Le commissaire a également appelé à une enquête indépendante sur les allégations selon lesquelles İmamoğlu et d’autres détenus auraient été soumis à des traitements dégradants et à des menaces.
« De telles allégations doivent faire l’objet d’une enquête rapide, effective, indépendante et impartiale », a-t-il déclaré, citant les obligations de la Turquie en vertu de l’article 3 de la Convention européenne des droits de l’homme, qui interdit la torture et les traitements inhumains ou dégradants.
O’Flaherty a exhorté les autorités turques à veiller à ce que les procédures soient conformes aux articles 3, 5 et 6 de la Convention, couvrant la protection contre les mauvais traitements, le droit à la liberté et le droit à un procès équitable.
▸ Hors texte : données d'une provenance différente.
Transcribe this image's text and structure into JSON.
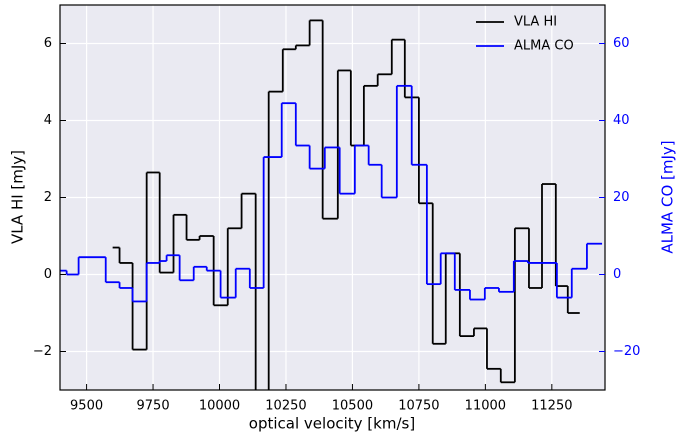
{
  "chart_data": {
    "type": "step",
    "xlabel": "optical velocity [km/s]",
    "ylabel": "VLA HI [mJy]",
    "y2label": "ALMA CO [mJy]",
    "xlim": [
      9400,
      11450
    ],
    "ylim": [
      -3,
      7
    ],
    "y2lim": [
      -30,
      70
    ],
    "xticks": [
      9500,
      9750,
      10000,
      10250,
      10500,
      10750,
      11000,
      11250
    ],
    "yticks": [
      {
        "value": -2,
        "label": "−2"
      },
      0,
      2,
      4,
      6
    ],
    "y2ticks": [
      {
        "value": -20,
        "label": "−20"
      },
      0,
      20,
      40,
      60
    ],
    "grid": true,
    "legend": "upper right",
    "series": [
      {
        "name": "VLA HI",
        "color": "#000000",
        "x": [
          9598,
          9624,
          9673,
          9726,
          9775,
          9827,
          9876,
          9925,
          9978,
          10031,
          10083,
          10136,
          10185,
          10238,
          10287,
          10339,
          10388,
          10445,
          10494,
          10543,
          10595,
          10648,
          10697,
          10750,
          10802,
          10851,
          10904,
          10957,
          11006,
          11058,
          11111,
          11164,
          11213,
          11265,
          11310
        ],
        "values": [
          0.7,
          0.3,
          -1.95,
          2.65,
          0.05,
          1.55,
          0.9,
          1.0,
          -0.8,
          1.2,
          2.1,
          -3.2,
          4.75,
          5.85,
          5.95,
          6.6,
          1.45,
          5.3,
          3.35,
          4.9,
          5.2,
          6.1,
          4.6,
          1.85,
          -1.8,
          0.55,
          -1.6,
          -1.4,
          -2.45,
          -2.8,
          1.2,
          -0.35,
          2.35,
          -0.3,
          -1.0
        ]
      },
      {
        "name": "ALMA CO",
        "color": "#0000ff",
        "axis": "y2",
        "x": [
          9398,
          9425,
          9470,
          9572,
          9624,
          9673,
          9726,
          9775,
          9801,
          9850,
          9903,
          9952,
          10004,
          10061,
          10114,
          10166,
          10234,
          10287,
          10339,
          10396,
          10452,
          10509,
          10561,
          10610,
          10667,
          10723,
          10780,
          10832,
          10885,
          10942,
          10998,
          11051,
          11107,
          11160,
          11269,
          11325,
          11382
        ],
        "values": [
          1,
          0,
          4.5,
          -2,
          -3.5,
          -7,
          3,
          3.5,
          5,
          -1.5,
          2,
          1,
          -6,
          1.5,
          -3.5,
          30.5,
          44.5,
          33.5,
          27.5,
          33,
          21,
          33.5,
          28.5,
          20,
          49,
          28.5,
          -2.5,
          5.5,
          -4,
          -6.5,
          -3.5,
          -4.5,
          3.5,
          3,
          -6,
          1.5,
          8
        ]
      }
    ]
  }
}
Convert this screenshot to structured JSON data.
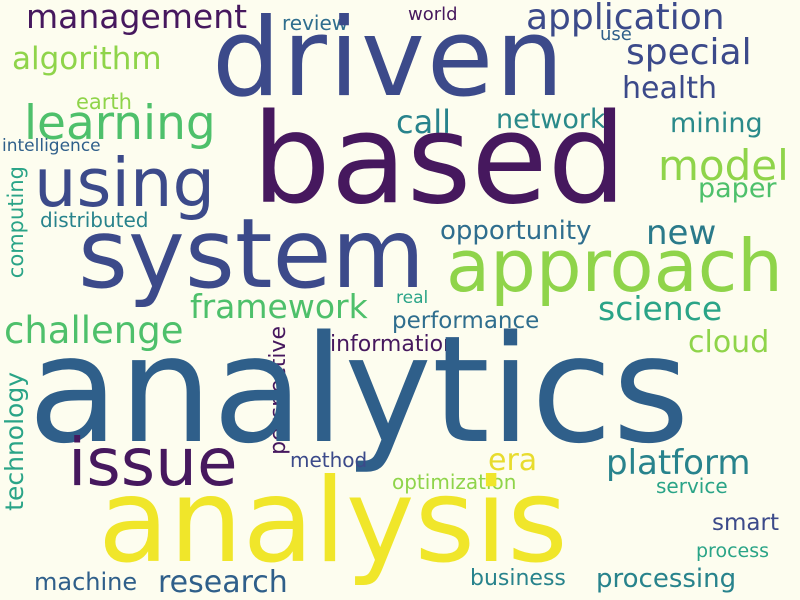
{
  "colors": {
    "background": "#fdfdef",
    "dark_purple": "#46185e",
    "indigo": "#3c4a8a",
    "steel_blue": "#2f5f8a",
    "teal": "#28838c",
    "green_teal": "#2aa487",
    "green": "#4ec06b",
    "lime": "#8fd44a",
    "yellow": "#f0e62a"
  },
  "words": {
    "analytics": "analytics",
    "analysis": "analysis",
    "based": "based",
    "driven": "driven",
    "system": "system",
    "approach": "approach",
    "using": "using",
    "issue": "issue",
    "learning": "learning",
    "application": "application",
    "management": "management",
    "special": "special",
    "algorithm": "algorithm",
    "health": "health",
    "model": "model",
    "challenge": "challenge",
    "framework": "framework",
    "platform": "platform",
    "research": "research",
    "processing": "processing",
    "science": "science",
    "opportunity": "opportunity",
    "new": "new",
    "network": "network",
    "call": "call",
    "mining": "mining",
    "paper": "paper",
    "cloud": "cloud",
    "performance": "performance",
    "era": "era",
    "smart": "smart",
    "machine": "machine",
    "business": "business",
    "technology": "technology",
    "computing": "computing",
    "perspective": "perspective",
    "earth": "earth",
    "intelligence": "intelligence",
    "distributed": "distributed",
    "review": "review",
    "world": "world",
    "use": "use",
    "real": "real",
    "information": "information",
    "method": "method",
    "optimization": "optimization",
    "service": "service",
    "process": "process"
  }
}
Il a déclaré que la détention provisoire ne devrait être utilisée qu’à titre exceptionnel et a appelé les autorités à donner à tous les prévenus une véritable possibilité d’être entendus et de présenter intégralement leur défense.
Parallèlement, la Cour européenne des droits de l’homme a notifié au gouvernement turc en mars une requête déposée par İmamoğlu contestant sa détention provisoire dans le cadre de l’enquête sur la municipalité.
La Cour a demandé à Ankara de répondre aux plaintes concernant sa détention pour suspicion de direction d’une organisation criminelle, corruption, ingérence dans les marchés publics et obtention illicite de données personnelles.
İmamoğlu a remporté un nouveau mandat de maire en mars 2024 dans la plus grande ville de Turquie, une victoire qui a consolidé son statut de principal challenger électoral d’Erdoğan.
La détention d’İmamoğlu, sa destitution et ses poursuites ont suscité la condamnation des partis d’opposition, des organisations de défense des droits et des institutions européennes, qui estiment que ces affaires menacent le pluralisme politique et la démocratie locale.
Le Congrès des pouvoirs locaux et régionaux du Conseil de l’Europe a à plusieurs reprises appelé à sa libération et averti que la détention prolongée de maires élus sape la participation démocratique.